For model-driven requirements engineering techniques, there is also a set of systematic techniques. A common technique for identifying missing requirements and assumptions about the software system is risk analysis. Risk can be defined as an uncertain factor whose occurrence impacts the satisfaction of high-level objectives. Risk analysis consists in a three-phase cycle: identify, assess and control. If your focus is on identifying missing domain properties, you are probably mainly interested in the first phase: identify. By identifying causes that falsify your software system, you identify (and make explicit) such missing elements.

In KAOS methodology [Lam09], risks (known as obstacle, a goal-oriented form of risk) can be identified, among other, through (a) formal regression from requirements and assumptions through domain properties - for example, a mobilized ambulance reach the incident within ten minutes, but it might be the case that it last longer, identifying missing assumption that ambulance can be lost - [Lam00] (b) the use of patterns - these patterns encodes known / standard tactics for falsifying the requirements/assumptions - [Lam00] (c) a combination of machine learning and model checking technique [Alr12]. Obstacle analysis has been successfully applied to various application domains [Lut07,Dar07].

In CORAS methodology [Lun11], risks are identified by the use of threat diagrams. Identification is driven by a systematic approach where threats and unwanted incidents are first identified, then scenarios and vulnerabilities.

Analyzing incidents and accidents might also reveal a lot of underlying, implicit, assumptions. Such analysis is strongly connected to the above risk-driven requirements engineering. In this area, I would recommend reading [Lev95] and [Lev11] .
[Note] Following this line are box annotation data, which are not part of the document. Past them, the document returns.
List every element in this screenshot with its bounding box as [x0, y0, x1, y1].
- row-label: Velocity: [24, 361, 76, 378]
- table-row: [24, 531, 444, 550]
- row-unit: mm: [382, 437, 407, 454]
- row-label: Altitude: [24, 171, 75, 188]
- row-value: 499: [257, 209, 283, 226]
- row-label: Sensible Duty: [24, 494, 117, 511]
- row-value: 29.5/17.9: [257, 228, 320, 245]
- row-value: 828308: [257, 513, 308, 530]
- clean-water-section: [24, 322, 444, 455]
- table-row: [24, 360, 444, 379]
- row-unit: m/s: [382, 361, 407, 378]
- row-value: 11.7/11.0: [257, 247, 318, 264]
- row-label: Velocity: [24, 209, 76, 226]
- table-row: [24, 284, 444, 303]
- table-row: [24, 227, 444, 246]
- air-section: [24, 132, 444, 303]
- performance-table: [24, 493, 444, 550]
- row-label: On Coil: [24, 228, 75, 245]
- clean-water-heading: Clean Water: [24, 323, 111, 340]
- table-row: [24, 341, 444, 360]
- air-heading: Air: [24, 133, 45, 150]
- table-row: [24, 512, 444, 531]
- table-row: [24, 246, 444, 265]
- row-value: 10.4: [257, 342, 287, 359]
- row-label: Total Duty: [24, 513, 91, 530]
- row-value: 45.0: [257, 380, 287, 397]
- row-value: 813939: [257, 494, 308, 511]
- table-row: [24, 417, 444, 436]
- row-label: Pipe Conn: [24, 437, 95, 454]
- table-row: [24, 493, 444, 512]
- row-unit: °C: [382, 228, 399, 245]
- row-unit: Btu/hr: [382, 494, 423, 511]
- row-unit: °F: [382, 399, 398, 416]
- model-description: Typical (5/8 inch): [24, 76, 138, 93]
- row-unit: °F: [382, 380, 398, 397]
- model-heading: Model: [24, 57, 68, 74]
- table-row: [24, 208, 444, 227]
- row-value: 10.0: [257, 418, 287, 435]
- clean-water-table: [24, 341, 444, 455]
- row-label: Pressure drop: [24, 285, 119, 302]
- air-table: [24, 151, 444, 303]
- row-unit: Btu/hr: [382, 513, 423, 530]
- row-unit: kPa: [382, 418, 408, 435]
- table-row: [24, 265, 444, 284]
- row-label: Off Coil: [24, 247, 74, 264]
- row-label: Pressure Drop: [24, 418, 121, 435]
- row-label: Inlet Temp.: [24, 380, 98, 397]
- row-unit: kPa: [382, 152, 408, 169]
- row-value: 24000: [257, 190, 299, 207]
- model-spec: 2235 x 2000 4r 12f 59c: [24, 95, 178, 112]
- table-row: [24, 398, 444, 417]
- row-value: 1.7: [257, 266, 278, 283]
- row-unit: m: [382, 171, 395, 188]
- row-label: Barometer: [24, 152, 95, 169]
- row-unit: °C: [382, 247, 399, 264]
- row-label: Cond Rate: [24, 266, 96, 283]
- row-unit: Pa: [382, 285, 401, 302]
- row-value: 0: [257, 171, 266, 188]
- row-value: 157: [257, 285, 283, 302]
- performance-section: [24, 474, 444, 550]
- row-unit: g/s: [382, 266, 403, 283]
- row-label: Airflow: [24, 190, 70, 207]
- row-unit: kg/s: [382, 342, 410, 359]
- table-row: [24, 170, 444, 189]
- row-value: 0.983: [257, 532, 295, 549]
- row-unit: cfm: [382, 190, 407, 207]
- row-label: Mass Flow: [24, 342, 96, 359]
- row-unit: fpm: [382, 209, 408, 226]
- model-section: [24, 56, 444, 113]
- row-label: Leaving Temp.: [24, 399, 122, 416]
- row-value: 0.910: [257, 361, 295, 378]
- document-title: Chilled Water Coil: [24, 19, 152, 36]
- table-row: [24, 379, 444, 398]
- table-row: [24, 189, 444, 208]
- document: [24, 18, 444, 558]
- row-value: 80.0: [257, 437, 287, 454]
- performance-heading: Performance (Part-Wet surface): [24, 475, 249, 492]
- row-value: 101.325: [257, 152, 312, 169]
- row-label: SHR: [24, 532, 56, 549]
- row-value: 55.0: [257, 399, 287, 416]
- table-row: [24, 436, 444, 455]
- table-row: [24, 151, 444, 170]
Up to my knowledge, risk analysis is a very effective way to discover new, implicit, domain properties, missing requirements, or missing assumptions.

[Lam09] A. van Lamsweerde, Requirements Engineering: From System Goals to UML Models to Software Specifications, Wiley, January 2009.

[Lam00] A. van Lamsweerde, E. Letier, Handling Obstacles in Goal-Oriented Requirements Engineering, IEEE Transactions on Software Engineering, Special Issue on Exception Handling, Vol. 26 No. 10, October 2000, 978-1005.

[Alr12] D. Alrajeh, J. Kramer, A. van Lamsweerde, A. Russo and S. Uchitel, "Generating Obstacle Conditions for Requirements Completeness", Proc. ICSE'2012: 34th Intl. Conf. on Software Engineering, Zürich, May 2012.

[Lut07] R. Lutz, A. Patterson-Hine, S. Nelson, C.R. Frost, D. Tal and R. Harris, “Using Obstacle Analysis to Identify Contingency Requirements on an Unpiloted Aerial Vehicle”, Requirements Engineering Journal 12(1), 2007, 41-54.

[Dar07] R. Darimont and M. Lemoine, “Security Requirements for Civil Aviation with UML and Goal Orientation”, Proc. REFSQ’07 – International Working Conference on Foundations for Software Quality, Trondheim (Norway), LNCS 4542, Springer-Verlag, 2007.

[Lun11] M.S. Lund, B. Solhaug and K. Stølen, Model-Driven Risk Analysis: the CORAS approach. Springer-Verlag, 2011.

[Lev95] N.G. Leveson, Safeware: System Safety and Computers. Addison-Wesley, 1995.

[Lev11] N. G. Leveson, Engineering a safer world. MIT Press, 2011.